UChicago research group suggests 75-cent toll for DuSable Lake Shore Drive
CHICAGO (CBS) -- Could DuSable Lake Shore Drive be part of the solution to Chicago's $35 billion pension crisis?
A group of University of Chicago students thinks so.
Last week, the U of C's Harris School of Public Policy announced the winners of its first-ever Innovation Challenge – in which students were asked to devise solutions for the city's unfunded pension liabilities.
Grad students Syed Ahmad, James Karsten, Liam Gluck, Greg Rudd, and Anthony Beaupre made up the winning team. They received a $10,000 award for their proposal, which was also chosen at a live pitch event on Wednesday of last week.
The team's proposal to deal with the city's pension crisis called for a 75-cent toll on DuSable Lake Shore Drive.
It also called for deregulating marijuana licensing to expand the number of dispensaries and thus the tax revenue, updating the process for vacant lot sales to increase transactions and thus taxes, and increasing police and firefighter employee pension contributions to 11.5%.
Jack Brofman, executive director for global treasury operations at UChicago, mentored the team.
"The judges and I were extremely impressed by the breadth of the team's focus, the depth of their analysis, and the creativity of their thinking in tackling the city's pension crisis," UChicago Research Professor Justin Marlowe, who led the competition and is the director of Harris's Center for Municipal Finance, said in a news release. "Simply put, these ideas – as well as others from our terrific group of finalists – are ones that policymakers should take seriously."
On the Chicago subreddit Monday, the toll idea was not very popular.
"I already pay for the city sticker," one Redditor wrote. "Don't charge me to use one of the main roads in the city."
"As a Hyde Park driver who drives to the burbs every day, gonna have to say nope," another wrote. "I'd just avoid it if they did this.
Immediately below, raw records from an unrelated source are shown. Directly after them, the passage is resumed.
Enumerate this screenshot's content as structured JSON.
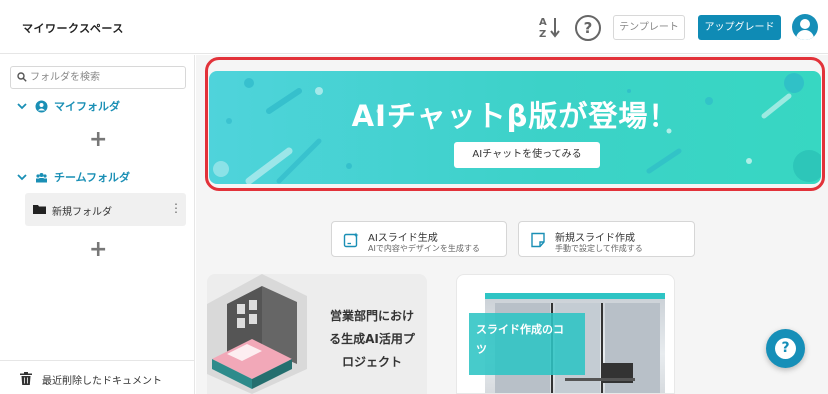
{
  "header": {
    "title": "マイワークスペース",
    "sort_icon": "sort-alpha-icon",
    "help_icon_glyph": "?",
    "template_label": "テンプレート",
    "upgrade_label": "アップグレード"
  },
  "sidebar": {
    "search_placeholder": "フォルダを検索",
    "my_folder_label": "マイフォルダ",
    "team_folder_label": "チームフォルダ",
    "add_glyph": "+",
    "new_folder_label": "新規フォルダ",
    "kebab_glyph": "⋮",
    "recent_deleted_label": "最近削除したドキュメント"
  },
  "banner": {
    "title": "AIチャットβ版が登場！",
    "button_label": "AIチャットを使ってみる"
  },
  "actions": [
    {
      "title": "AIスライド生成",
      "subtitle": "AIで内容やデザインを生成する"
    },
    {
      "title": "新規スライド作成",
      "subtitle": "手動で設定して作成する"
    }
  ],
  "templates": [
    {
      "line1": "営業部門におけ",
      "line2": "る生成AI活用プ",
      "line3": "ロジェクト"
    },
    {
      "line1": "スライド作成のコ",
      "line2": "ツ"
    }
  ],
  "help_fab_glyph": "?",
  "colors": {
    "accent": "#1a8fb5",
    "banner": "#3cd2c8",
    "highlight": "#e2323a"
  }
}
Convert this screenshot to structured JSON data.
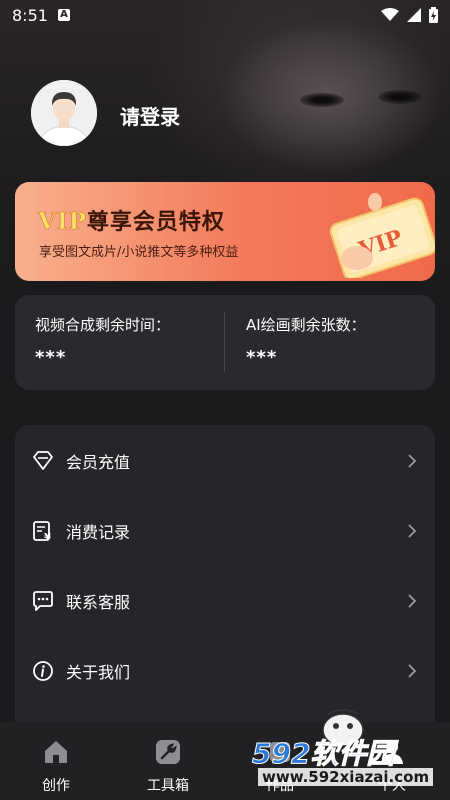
{
  "status_bar": {
    "time": "8:51",
    "a_badge": "A"
  },
  "profile": {
    "login_text": "请登录"
  },
  "vip_banner": {
    "vip_word": "VIP",
    "title_rest": "尊享会员特权",
    "subtitle": "享受图文成片/小说推文等多种权益",
    "card_text": "VIP"
  },
  "stats": {
    "video_label": "视频合成剩余时间：",
    "video_value": "***",
    "ai_label": "AI绘画剩余张数：",
    "ai_value": "***"
  },
  "menu": {
    "items": [
      {
        "label": "会员充值",
        "icon": "diamond-icon"
      },
      {
        "label": "消费记录",
        "icon": "receipt-yen-icon"
      },
      {
        "label": "联系客服",
        "icon": "chat-bubble-icon"
      },
      {
        "label": "关于我们",
        "icon": "info-icon"
      }
    ]
  },
  "tabbar": {
    "tabs": [
      {
        "label": "创作",
        "icon": "home-icon"
      },
      {
        "label": "工具箱",
        "icon": "wrench-icon"
      },
      {
        "label": "作品",
        "icon": "works-icon"
      },
      {
        "label": "个人",
        "icon": "person-icon"
      }
    ]
  },
  "watermark": {
    "brand": "592软件园",
    "url": "www.592xiazai.com"
  },
  "colors": {
    "vip_gradient_start": "#f8b08d",
    "vip_gradient_end": "#f06a4a",
    "card_bg": "#2a2a2e",
    "background": "#1a1a1c"
  }
}
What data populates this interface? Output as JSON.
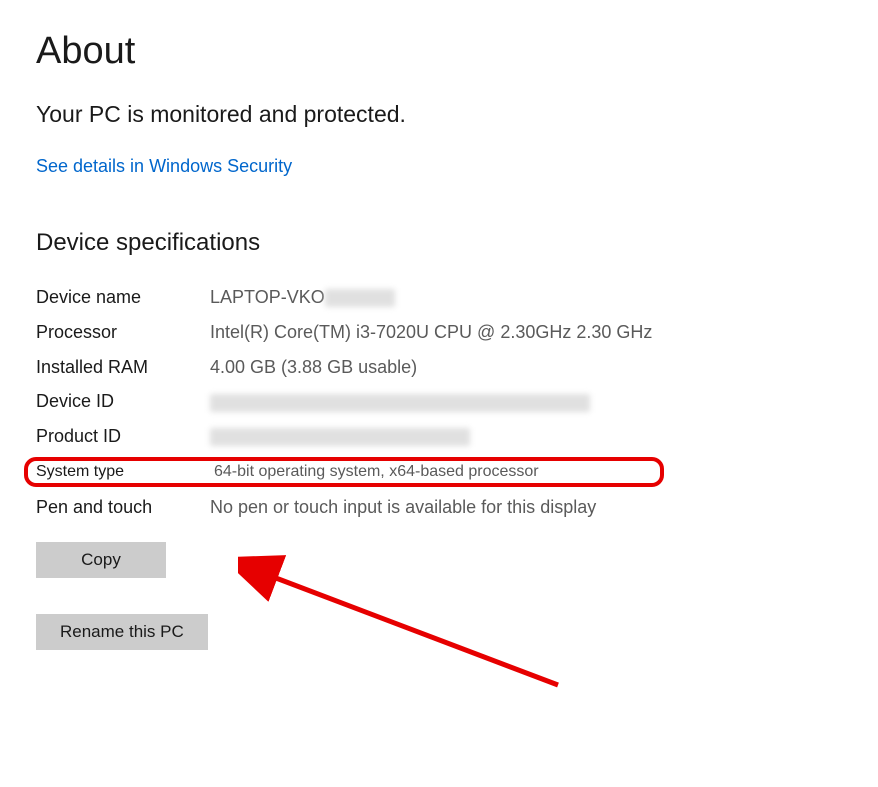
{
  "title": "About",
  "status": "Your PC is monitored and protected.",
  "security_link": "See details in Windows Security",
  "section_heading": "Device specifications",
  "specs": {
    "device_name": {
      "label": "Device name",
      "value": "LAPTOP-VKO"
    },
    "processor": {
      "label": "Processor",
      "value": "Intel(R) Core(TM) i3-7020U CPU @ 2.30GHz   2.30 GHz"
    },
    "installed_ram": {
      "label": "Installed RAM",
      "value": "4.00 GB (3.88 GB usable)"
    },
    "device_id": {
      "label": "Device ID",
      "value": ""
    },
    "product_id": {
      "label": "Product ID",
      "value": ""
    },
    "system_type": {
      "label": "System type",
      "value": "64-bit operating system, x64-based processor"
    },
    "pen_touch": {
      "label": "Pen and touch",
      "value": "No pen or touch input is available for this display"
    }
  },
  "buttons": {
    "copy": "Copy",
    "rename": "Rename this PC"
  },
  "annotation_color": "#e60000"
}
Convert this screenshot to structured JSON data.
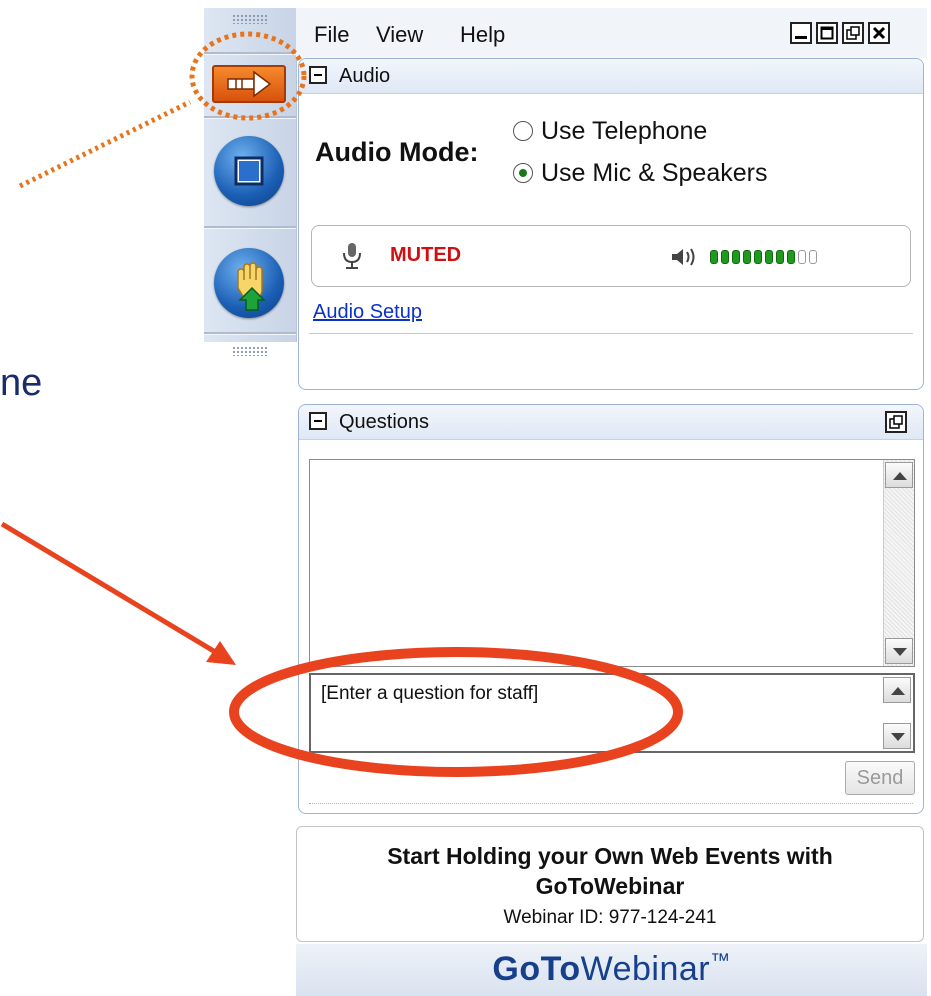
{
  "slide": {
    "text_fragment": "ne"
  },
  "menubar": {
    "file": "File",
    "view": "View",
    "help": "Help"
  },
  "audio": {
    "header": "Audio",
    "mode_label": "Audio Mode:",
    "options": [
      "Use Telephone",
      "Use Mic & Speakers"
    ],
    "selected_option": "Use Mic & Speakers",
    "mic_status": "MUTED",
    "speaker_level_fraction": 0.8,
    "setup_link": "Audio Setup"
  },
  "questions": {
    "header": "Questions",
    "input_placeholder": "[Enter a question for staff]",
    "send_label": "Send"
  },
  "promo": {
    "title_line1": "Start Holding your Own Web Events with",
    "title_line2": "GoToWebinar",
    "webinar_id": "Webinar ID: 977-124-241"
  },
  "brand": {
    "logo_part1": "GoTo",
    "logo_part2": "Webinar",
    "logo_tm": "™"
  },
  "colors": {
    "annotation_orange": "#e8731a",
    "annotation_red": "#e8421e",
    "muted_red": "#d01010",
    "level_green": "#1f9a1f"
  }
}
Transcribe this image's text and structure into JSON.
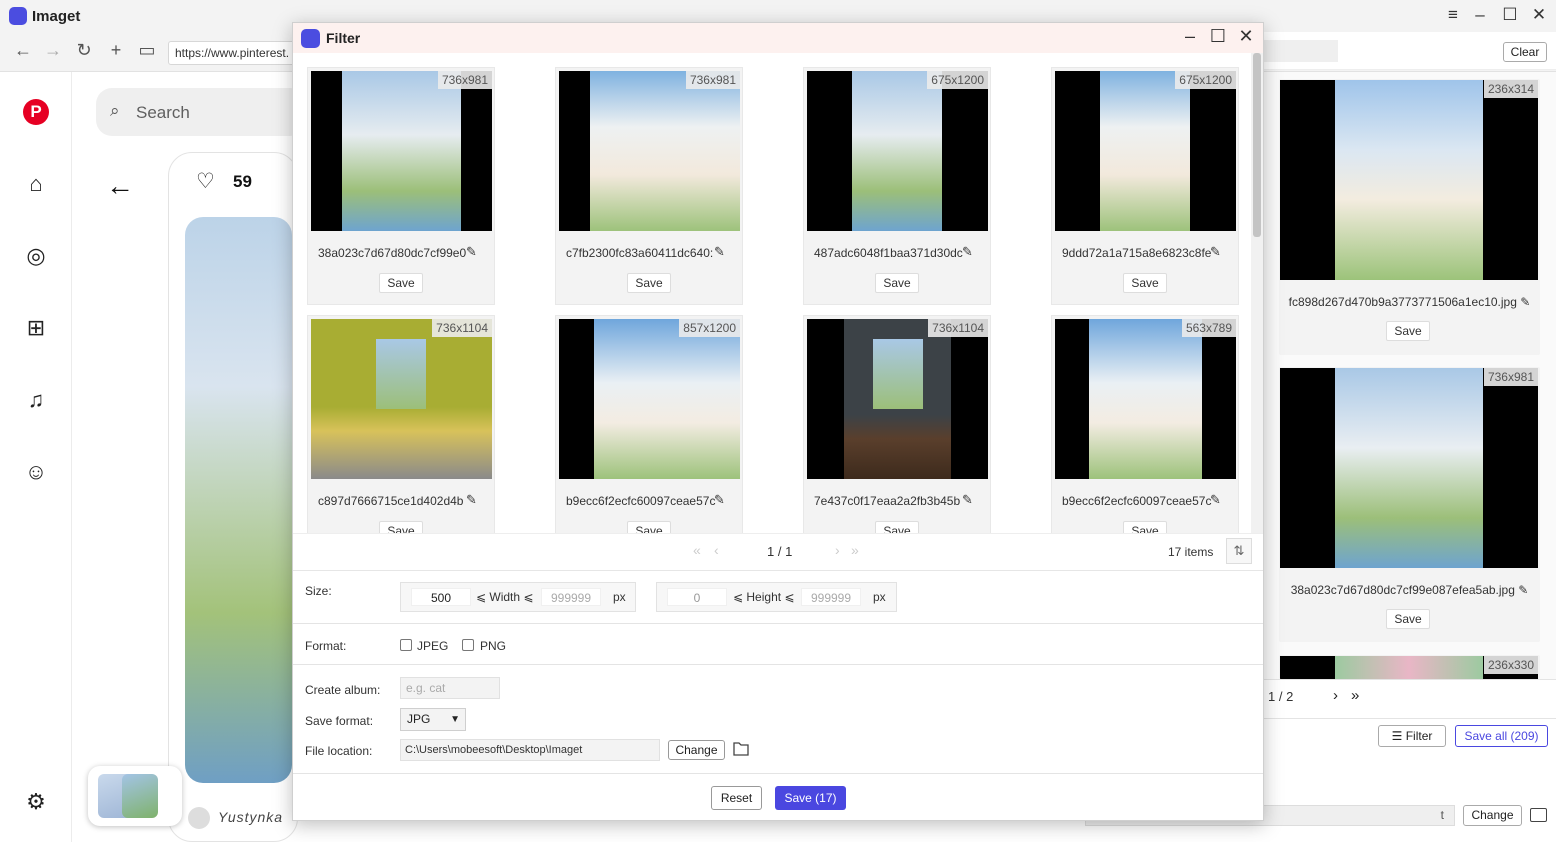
{
  "app": {
    "title": "Imaget"
  },
  "browser": {
    "url": "https://www.pinterest."
  },
  "pinterest": {
    "search_placeholder": "Search",
    "likes": "59",
    "author": "Yustynka"
  },
  "filter_dialog": {
    "title": "Filter",
    "cards": [
      {
        "dim": "736x981",
        "name": "38a023c7d67d80dc7cf99e0",
        "save": "Save"
      },
      {
        "dim": "736x981",
        "name": "c7fb2300fc83a60411dc640:",
        "save": "Save"
      },
      {
        "dim": "675x1200",
        "name": "487adc6048f1baa371d30dc",
        "save": "Save"
      },
      {
        "dim": "675x1200",
        "name": "9ddd72a1a715a8e6823c8fe",
        "save": "Save"
      },
      {
        "dim": "736x1104",
        "name": "c897d7666715ce1d402d4b",
        "save": "Save"
      },
      {
        "dim": "857x1200",
        "name": "b9ecc6f2ecfc60097ceae57c",
        "save": "Save"
      },
      {
        "dim": "736x1104",
        "name": "7e437c0f17eaa2a2fb3b45b",
        "save": "Save"
      },
      {
        "dim": "563x789",
        "name": "b9ecc6f2ecfc60097ceae57c",
        "save": "Save"
      }
    ],
    "pager": {
      "text": "1 / 1",
      "items": "17 items"
    },
    "size": {
      "label": "Size:",
      "width_min": "500",
      "width_label": "Width",
      "width_max": "999999",
      "height_min": "0",
      "height_label": "Height",
      "height_max": "999999",
      "unit": "px"
    },
    "format": {
      "label": "Format:",
      "jpeg": "JPEG",
      "png": "PNG"
    },
    "album": {
      "label": "Create album:",
      "placeholder": "e.g. cat"
    },
    "save_format": {
      "label": "Save format:",
      "value": "JPG"
    },
    "location": {
      "label": "File location:",
      "path": "C:\\Users\\mobeesoft\\Desktop\\Imaget",
      "change": "Change"
    },
    "reset": "Reset",
    "save_all": "Save (17)"
  },
  "right_panel": {
    "clear": "Clear",
    "cards": [
      {
        "dim": "236x314",
        "name": "fc898d267d470b9a3773771506a1ec10.jpg",
        "save": "Save"
      },
      {
        "dim": "736x981",
        "name": "38a023c7d67d80dc7cf99e087efea5ab.jpg",
        "save": "Save"
      },
      {
        "dim": "236x330"
      }
    ],
    "pager": "1 / 2",
    "filter": "Filter",
    "save_all": "Save all (209)",
    "change": "Change",
    "path_tail": "t"
  }
}
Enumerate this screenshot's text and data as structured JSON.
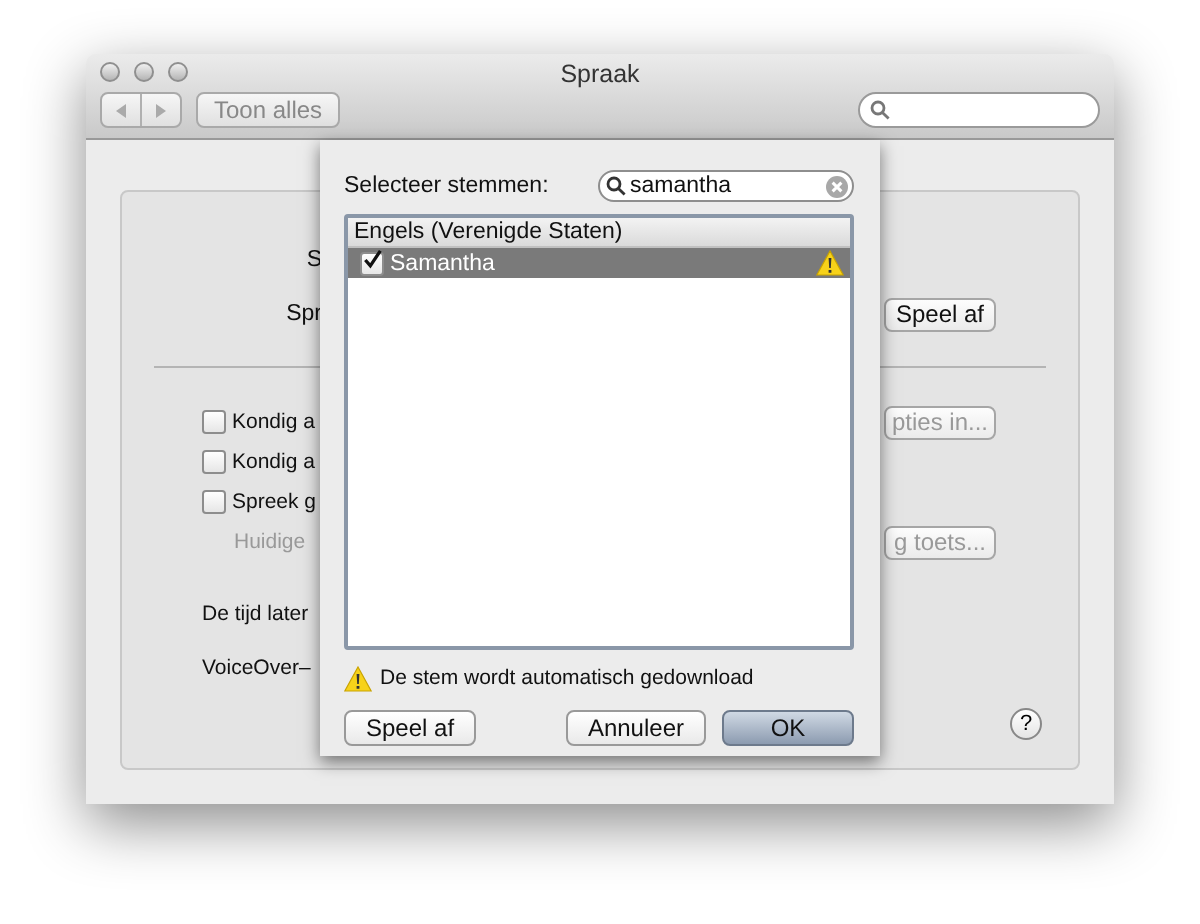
{
  "window": {
    "title": "Spraak"
  },
  "toolbar": {
    "show_all": "Toon alles"
  },
  "panel": {
    "rows": [
      {
        "kind": "label",
        "label": "S"
      },
      {
        "kind": "label",
        "label": "Spr",
        "button": {
          "label": "Speel af",
          "disabled": false
        }
      },
      {
        "kind": "divider"
      },
      {
        "kind": "checkbox",
        "label": "Kondig a",
        "checked": false,
        "button": {
          "label": "pties in...",
          "disabled": true
        }
      },
      {
        "kind": "checkbox",
        "label": "Kondig a",
        "checked": false
      },
      {
        "kind": "checkbox",
        "label": "Spreek g",
        "checked": false
      },
      {
        "kind": "note",
        "label": "Huidige",
        "disabled": true,
        "button": {
          "label": "g toets...",
          "disabled": true
        }
      },
      {
        "kind": "label",
        "label": "De tijd later"
      },
      {
        "kind": "label",
        "label": "VoiceOver–"
      }
    ],
    "help": "?"
  },
  "sheet": {
    "label": "Selecteer stemmen:",
    "search": {
      "value": "samantha"
    },
    "groups": [
      {
        "name": "Engels (Verenigde Staten)",
        "items": [
          {
            "name": "Samantha",
            "checked": true,
            "selected": true,
            "warning": true
          }
        ]
      }
    ],
    "note": "De stem wordt automatisch gedownload",
    "buttons": [
      {
        "label": "Speel af",
        "default": false
      },
      {
        "label": "Annuleer",
        "default": false
      },
      {
        "label": "OK",
        "default": true
      }
    ]
  }
}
Traffic would just increase in the Dan Ryan."
Others suggested that revenue could be generated by fines through stronger enforcement of traffic laws – in particular when it comes to speeding.
"You would probably generate more money by simply putting in a speed camera on DLSD but people would lose their minds over that," a Redditor wrote.
"Speed cameras for 10+ mph over the limit (especially around that S curve, but also other spots). I see no good reason to not have it," another wrote. "It's wild how unsafe LSD is. We might as well get revenue from it if the cameras won't stop the speeding."
Others called broader fiscal reform for the city. And a few said they would welcome a toll on DuSable Lake Shore Drive because they don't like the lakefront roadway.
"Anything that makes LSD less desirable to use I'm all for it," a Redditor said. "F**k that highway and all the noise and carnage it wreaks on what should be some of the most pleasant real estate in America."